SCilS (2020–2024) focused specifically on ciliary signalling, ciliopathies, and molecular disease mechanisms using multi-omics and organoid models.
CELL NETWORKS GMBH
Heidelberg SME specialising in mechanistic toxicology, new approach methodologies, and cellular disease modelling using organoids and multi-omics.
Their core work
Cell Networks GmbH is a Heidelberg-based life science SME operating at the intersection of cell biology, structural biology, and computational systems approaches. Their work spans two distinct but complementary domains: mechanistic investigation of human diseases caused by defective cellular structures (specifically cilia and organoids), and the development of next-generation toxicological methods that replace traditional animal testing with predictive, mechanism-based models. Grounded in the rich Heidelberg biomedical ecosystem — home to EMBL, DKFZ, and BioQuant — they contribute specialist experimental and analytical capacity to large international research consortia. In practical terms, they translate molecular-level understanding of how cells go wrong into actionable tools for both disease research and chemical safety assessment.
What they specialise in
PrecisionTox (2021–2026, €1.17M) centres on replacing animal tests with mechanistic, adverse outcome pathway-based toxicology — their largest and most recent commitment.
PrecisionTox explicitly covers systems toxicology, phylogenetic toxicology, and mechanistic toxicology as core research themes.
SCilS listed structural biology and multi-omics as keyword competencies alongside cellular signalling and organoid models.
Organoid modelling appears as a methodology in SCilS, indicating wet-lab capacity for 3D cell culture disease platforms.
How they've shifted over time
Cell Networks began their H2020 participation with a strong focus on fundamental cell biology — specifically the biology of cilia, ciliopathies, and molecular disease mechanisms, supported by structural biology and multi-omics tools. By their second project, starting just one year later, their research language shifted almost entirely: the cellular biology vocabulary gave way to toxicology, chemical safety, and regulatory science keywords such as adverse outcome pathways and new approach methodologies. This pivot is reinforced by the funding contrast — PrecisionTox received more than four times the EC contribution of SCilS — suggesting that regulatory and applied toxicology is not just an expansion but is becoming their primary commercial and scientific direction. The through-line connecting both phases is a commitment to mechanism-based, data-rich biological understanding rather than empirical or descriptive science.

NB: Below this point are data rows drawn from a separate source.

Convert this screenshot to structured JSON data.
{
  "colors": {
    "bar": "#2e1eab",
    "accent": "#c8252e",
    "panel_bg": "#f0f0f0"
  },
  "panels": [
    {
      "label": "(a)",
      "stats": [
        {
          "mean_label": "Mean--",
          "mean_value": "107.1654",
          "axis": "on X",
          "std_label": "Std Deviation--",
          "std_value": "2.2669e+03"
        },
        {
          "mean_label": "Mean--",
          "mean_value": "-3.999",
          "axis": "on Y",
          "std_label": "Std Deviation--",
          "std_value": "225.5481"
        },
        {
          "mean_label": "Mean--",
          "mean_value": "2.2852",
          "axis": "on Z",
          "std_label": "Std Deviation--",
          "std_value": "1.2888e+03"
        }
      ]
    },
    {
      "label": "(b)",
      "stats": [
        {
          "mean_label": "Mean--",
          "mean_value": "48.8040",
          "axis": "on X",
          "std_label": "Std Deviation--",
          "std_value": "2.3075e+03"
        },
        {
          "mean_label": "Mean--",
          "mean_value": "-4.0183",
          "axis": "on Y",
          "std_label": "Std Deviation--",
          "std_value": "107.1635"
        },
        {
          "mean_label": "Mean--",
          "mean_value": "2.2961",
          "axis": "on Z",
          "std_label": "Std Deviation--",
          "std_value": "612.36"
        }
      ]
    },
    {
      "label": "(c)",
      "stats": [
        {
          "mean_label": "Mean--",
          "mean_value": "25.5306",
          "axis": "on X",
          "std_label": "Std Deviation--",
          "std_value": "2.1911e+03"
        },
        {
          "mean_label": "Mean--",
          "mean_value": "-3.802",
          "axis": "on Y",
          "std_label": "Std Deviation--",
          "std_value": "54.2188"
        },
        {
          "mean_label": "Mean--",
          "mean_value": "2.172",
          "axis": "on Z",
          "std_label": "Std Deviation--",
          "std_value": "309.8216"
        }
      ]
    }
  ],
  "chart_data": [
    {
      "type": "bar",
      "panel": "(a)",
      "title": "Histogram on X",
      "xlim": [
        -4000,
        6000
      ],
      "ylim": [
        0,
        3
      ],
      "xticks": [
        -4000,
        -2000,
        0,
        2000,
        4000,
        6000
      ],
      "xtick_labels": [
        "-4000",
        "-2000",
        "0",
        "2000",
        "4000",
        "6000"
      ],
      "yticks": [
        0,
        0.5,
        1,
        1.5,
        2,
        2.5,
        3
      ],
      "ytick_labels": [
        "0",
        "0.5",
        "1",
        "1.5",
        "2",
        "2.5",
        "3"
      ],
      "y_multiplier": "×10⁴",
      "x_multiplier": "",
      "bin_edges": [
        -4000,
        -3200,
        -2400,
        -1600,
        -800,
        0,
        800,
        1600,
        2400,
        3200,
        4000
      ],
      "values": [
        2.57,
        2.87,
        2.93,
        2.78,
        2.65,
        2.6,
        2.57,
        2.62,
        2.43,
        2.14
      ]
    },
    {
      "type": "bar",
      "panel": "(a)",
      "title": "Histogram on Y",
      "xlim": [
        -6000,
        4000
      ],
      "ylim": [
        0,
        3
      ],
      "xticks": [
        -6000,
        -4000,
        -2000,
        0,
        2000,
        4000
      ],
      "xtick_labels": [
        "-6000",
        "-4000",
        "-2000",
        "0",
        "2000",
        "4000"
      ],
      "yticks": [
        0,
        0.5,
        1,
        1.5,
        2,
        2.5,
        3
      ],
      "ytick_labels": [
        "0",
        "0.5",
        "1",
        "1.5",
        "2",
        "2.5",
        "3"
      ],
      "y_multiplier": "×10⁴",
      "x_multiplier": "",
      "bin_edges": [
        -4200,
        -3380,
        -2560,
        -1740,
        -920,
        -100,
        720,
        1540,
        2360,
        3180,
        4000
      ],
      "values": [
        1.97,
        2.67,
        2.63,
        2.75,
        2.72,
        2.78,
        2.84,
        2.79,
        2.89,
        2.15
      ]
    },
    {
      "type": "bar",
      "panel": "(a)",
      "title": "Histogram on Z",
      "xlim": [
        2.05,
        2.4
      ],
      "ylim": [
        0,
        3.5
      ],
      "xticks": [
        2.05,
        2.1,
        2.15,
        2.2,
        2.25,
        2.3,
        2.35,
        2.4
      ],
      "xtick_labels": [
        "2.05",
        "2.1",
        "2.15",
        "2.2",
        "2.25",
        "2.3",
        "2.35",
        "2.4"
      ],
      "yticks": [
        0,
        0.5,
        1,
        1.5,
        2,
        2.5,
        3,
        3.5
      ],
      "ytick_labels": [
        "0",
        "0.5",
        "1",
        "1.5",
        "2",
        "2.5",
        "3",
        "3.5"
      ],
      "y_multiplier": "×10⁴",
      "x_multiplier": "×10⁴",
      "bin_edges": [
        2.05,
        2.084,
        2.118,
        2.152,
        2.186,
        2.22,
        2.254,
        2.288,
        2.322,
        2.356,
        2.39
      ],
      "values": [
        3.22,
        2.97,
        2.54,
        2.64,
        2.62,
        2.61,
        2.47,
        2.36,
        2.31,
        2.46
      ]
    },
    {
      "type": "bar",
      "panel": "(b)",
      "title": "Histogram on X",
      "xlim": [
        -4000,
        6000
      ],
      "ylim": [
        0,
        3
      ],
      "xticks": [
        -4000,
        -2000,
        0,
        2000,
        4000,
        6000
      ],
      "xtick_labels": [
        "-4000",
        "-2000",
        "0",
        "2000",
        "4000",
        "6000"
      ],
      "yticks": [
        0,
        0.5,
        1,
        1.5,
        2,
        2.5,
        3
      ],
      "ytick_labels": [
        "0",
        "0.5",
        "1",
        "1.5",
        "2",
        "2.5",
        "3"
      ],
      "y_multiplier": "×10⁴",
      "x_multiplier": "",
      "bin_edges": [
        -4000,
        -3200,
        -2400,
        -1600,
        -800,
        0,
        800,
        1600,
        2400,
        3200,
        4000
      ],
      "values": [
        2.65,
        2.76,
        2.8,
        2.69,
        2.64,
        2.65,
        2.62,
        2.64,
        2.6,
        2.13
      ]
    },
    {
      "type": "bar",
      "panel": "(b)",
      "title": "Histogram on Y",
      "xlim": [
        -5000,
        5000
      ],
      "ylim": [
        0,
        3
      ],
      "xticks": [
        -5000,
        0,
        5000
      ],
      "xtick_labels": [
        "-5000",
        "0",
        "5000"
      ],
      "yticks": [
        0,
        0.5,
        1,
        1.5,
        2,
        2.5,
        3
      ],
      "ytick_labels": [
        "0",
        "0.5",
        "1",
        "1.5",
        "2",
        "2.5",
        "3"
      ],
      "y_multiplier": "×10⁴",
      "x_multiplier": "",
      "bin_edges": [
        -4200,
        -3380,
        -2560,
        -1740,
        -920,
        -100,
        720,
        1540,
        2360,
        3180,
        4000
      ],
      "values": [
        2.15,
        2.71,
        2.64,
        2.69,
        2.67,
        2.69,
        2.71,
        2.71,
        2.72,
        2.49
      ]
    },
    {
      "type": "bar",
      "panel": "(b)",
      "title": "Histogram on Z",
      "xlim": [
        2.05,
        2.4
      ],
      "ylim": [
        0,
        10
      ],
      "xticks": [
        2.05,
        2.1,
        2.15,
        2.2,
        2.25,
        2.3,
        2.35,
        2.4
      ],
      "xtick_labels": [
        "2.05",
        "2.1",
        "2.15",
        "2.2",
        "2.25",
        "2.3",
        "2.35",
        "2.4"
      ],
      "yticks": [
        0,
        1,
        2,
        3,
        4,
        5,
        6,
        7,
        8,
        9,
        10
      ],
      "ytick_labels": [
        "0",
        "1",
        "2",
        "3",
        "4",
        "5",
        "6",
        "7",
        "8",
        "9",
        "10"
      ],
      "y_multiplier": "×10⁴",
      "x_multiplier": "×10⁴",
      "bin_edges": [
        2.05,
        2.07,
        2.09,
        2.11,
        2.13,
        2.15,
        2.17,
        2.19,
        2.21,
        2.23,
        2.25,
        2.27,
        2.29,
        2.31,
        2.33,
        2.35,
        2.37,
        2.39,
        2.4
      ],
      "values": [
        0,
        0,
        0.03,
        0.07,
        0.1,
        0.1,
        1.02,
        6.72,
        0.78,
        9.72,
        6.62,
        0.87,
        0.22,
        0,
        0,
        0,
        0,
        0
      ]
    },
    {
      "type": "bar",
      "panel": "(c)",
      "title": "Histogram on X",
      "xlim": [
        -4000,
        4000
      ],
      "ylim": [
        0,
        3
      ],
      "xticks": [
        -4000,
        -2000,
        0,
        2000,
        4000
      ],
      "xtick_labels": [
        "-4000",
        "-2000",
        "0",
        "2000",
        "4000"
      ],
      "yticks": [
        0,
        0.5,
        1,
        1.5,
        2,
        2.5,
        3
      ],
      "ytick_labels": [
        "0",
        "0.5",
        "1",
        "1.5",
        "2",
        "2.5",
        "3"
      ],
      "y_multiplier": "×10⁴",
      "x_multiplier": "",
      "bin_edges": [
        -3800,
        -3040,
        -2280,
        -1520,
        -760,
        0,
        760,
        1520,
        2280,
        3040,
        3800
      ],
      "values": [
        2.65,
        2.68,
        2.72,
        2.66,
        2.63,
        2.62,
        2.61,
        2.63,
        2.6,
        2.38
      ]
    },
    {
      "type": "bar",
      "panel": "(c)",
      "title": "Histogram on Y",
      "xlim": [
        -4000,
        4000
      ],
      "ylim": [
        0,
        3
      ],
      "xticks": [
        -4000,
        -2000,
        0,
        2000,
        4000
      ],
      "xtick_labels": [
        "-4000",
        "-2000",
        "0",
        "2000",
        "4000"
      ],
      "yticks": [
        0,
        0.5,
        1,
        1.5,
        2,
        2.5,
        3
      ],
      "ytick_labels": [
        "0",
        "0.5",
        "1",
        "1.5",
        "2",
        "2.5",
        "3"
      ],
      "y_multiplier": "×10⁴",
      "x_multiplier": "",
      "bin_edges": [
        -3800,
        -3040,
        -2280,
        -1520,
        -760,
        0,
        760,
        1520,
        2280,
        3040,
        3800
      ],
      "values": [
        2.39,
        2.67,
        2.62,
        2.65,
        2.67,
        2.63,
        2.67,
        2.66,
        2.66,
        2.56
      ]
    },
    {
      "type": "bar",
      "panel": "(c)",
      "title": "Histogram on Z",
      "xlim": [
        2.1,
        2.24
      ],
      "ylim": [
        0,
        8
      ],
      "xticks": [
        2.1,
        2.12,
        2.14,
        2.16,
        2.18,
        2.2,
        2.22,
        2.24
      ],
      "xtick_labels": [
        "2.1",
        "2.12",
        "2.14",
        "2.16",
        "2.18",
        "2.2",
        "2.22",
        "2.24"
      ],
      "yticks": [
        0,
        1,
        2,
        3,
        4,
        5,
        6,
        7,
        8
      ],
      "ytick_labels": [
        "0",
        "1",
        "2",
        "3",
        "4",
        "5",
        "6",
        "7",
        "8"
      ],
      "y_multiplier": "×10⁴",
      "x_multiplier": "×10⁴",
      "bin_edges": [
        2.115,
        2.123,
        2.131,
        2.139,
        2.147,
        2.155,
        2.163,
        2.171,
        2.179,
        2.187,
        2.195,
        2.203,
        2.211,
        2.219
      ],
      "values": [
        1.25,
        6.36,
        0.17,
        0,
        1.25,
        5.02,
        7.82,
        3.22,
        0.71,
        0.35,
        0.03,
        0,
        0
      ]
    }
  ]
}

Cell Networks is moving from fundamental disease biology toward applied regulatory toxicology — a commercially high-value space where demand for animal-free testing methods is growing rapidly under EU chemicals legislation (REACH, EFSA, and the EU chemicals strategy).
How they like to work
Cell Networks participates exclusively as a consortium partner — they have never coordinated an H2020 project — suggesting they prefer to contribute deep specialist expertise within larger collaborative structures rather than carry project management responsibility. With 23 unique partners across 11 countries across only two projects, they operate inside genuinely large international consortia, particularly PrecisionTox which is a major EU-funded programme. This pattern indicates an organisation that adds focused scientific value to well-organised multi-partner efforts rather than building its own project networks.
Cell Networks has worked with 23 distinct consortium partners spanning 11 countries — a broad European footprint for an organisation with just two projects. Their network is distributed rather than concentrated, reflecting membership in large pan-European research alliances rather than a tight regional cluster.
What sets them apart
Cell Networks occupies an unusual niche: a private SME embedded in an elite academic biomedical cluster (Heidelberg/EMBL corridor) that bridges fundamental cell biology with applied regulatory toxicology. Most organisations operate on one side of that divide — basic research institutions or applied testing labs — making Cell Networks a rare interface between the two. For a consortium builder needing a partner who can connect mechanistic cellular insights with regulatory-ready safety assessment frameworks, Cell Networks offers that combination in a single, agile SME package.
Highlights from their portfolio
- PrecisionToxThe largest project by far at €1.17M EC funding (2021–2026), focused on replacing animal testing with mechanism-based chemical safety methods — a regulatory priority area with significant industry and policy demand across pharma, chemicals, and food sectors.
- SCilSAn MSCA-ITN training network on ciliary signalling (2020–2024), demonstrating Cell Networks' capacity to host and train early-career researchers and their roots in fundamental cellular disease biology.